Paul Tynan, chief executive of the financial services merger consultancy firm, said two decades of regulatory change had meant the Australian financial services sector had reached a precipice and desperately needed a new way of thinking about reform.
To avoid a further decline in advisers and to provide consumers with more affordable advice, financial advice needed to “move down the path of removing power away from super funds, lawyers, institutions and putting it the hands of the consumer”.
Tynan suggested an advice model comprising three levels:
- Consumer information that was non-specific and did not focus on products.
- Proprietary advice focused on product and service, including superannuation, robo-advice, life insurance, finance, etc
- Personal advice, including holistic independent advice that was not product focused.
“While they share similarities, they differ in the types of service they offer and the remuneration rates at which they offer them,” he said.
“Proprietary and personal advice operate on the principals that the adviser has a fiduciary duty to act in the best interest of the client.”
Tynan said his suggested advice framework would be focused on scalability and adapting to technology.
“In Australia we need to improve the accessibility and affordability of financial advice, and this can only be achieved by increasing the scalability through the new advice framework and cutting the over regulation of the industry,” Tynan said.
“Scale is essential, and an immediate benefit will be the ability for advice practices to grow, streamline operational/administrative/compliance operations and activities; reduce costs and encourage new entrants to join the advice industry.
“Australia needs a 21st Century regulatory regime to oversee and guide the new framework of face-to-face advice underpinned by advances in technology.”
He also said the advice industry needed to better engage with consumers through digital media platforms and that financial literacy courses should be made compulsory for standings in years 10 to 12.

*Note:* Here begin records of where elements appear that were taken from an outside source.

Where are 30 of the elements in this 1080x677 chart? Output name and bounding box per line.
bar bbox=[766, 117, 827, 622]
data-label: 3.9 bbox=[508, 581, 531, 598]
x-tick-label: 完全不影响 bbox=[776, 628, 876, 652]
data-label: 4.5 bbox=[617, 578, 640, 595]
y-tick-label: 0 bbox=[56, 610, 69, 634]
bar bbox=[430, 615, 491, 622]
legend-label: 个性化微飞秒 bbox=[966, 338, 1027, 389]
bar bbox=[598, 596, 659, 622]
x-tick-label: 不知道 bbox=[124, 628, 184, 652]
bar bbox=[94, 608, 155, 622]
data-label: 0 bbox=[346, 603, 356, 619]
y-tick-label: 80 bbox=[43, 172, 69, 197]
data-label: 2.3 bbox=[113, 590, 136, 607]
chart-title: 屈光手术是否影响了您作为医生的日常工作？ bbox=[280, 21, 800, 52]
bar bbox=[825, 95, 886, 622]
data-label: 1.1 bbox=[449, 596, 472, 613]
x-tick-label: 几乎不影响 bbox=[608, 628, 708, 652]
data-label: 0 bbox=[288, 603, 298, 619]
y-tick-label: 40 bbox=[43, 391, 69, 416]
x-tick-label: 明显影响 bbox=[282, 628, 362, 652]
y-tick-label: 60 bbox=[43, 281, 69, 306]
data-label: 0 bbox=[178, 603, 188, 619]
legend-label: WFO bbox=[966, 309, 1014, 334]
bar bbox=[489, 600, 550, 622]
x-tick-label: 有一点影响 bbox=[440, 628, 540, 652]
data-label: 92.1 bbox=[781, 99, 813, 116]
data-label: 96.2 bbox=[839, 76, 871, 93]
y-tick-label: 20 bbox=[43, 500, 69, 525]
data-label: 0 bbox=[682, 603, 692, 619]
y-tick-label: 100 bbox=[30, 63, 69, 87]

“The solution is simple…the sooner politicians adopt a bi-partisan approach and vocal lobby groups put self-interest aside, the sooner all stakeholders will find the courage and wisdom to restructure financial services with purpose, for growth and success,” Tynan said.
Tynan’s framework recommended:
- The Government commit to no retrospectivity in legalisation, regulations, or education;
- Advice be moved out of the Corporation Act;
- Higher education standards be introduced;
- The introduction of full advice fee disclosure where clients could opt out;
- The removal of Statements of Advice – “client communication should be clear, concise, and in an effective format the consumer can understand”;
- The industry move to an individual advice licencing regime;
- The advice profession be based on fiduciary duty to act in the best interest of the client; and
- Product advice and strategy advice be separated.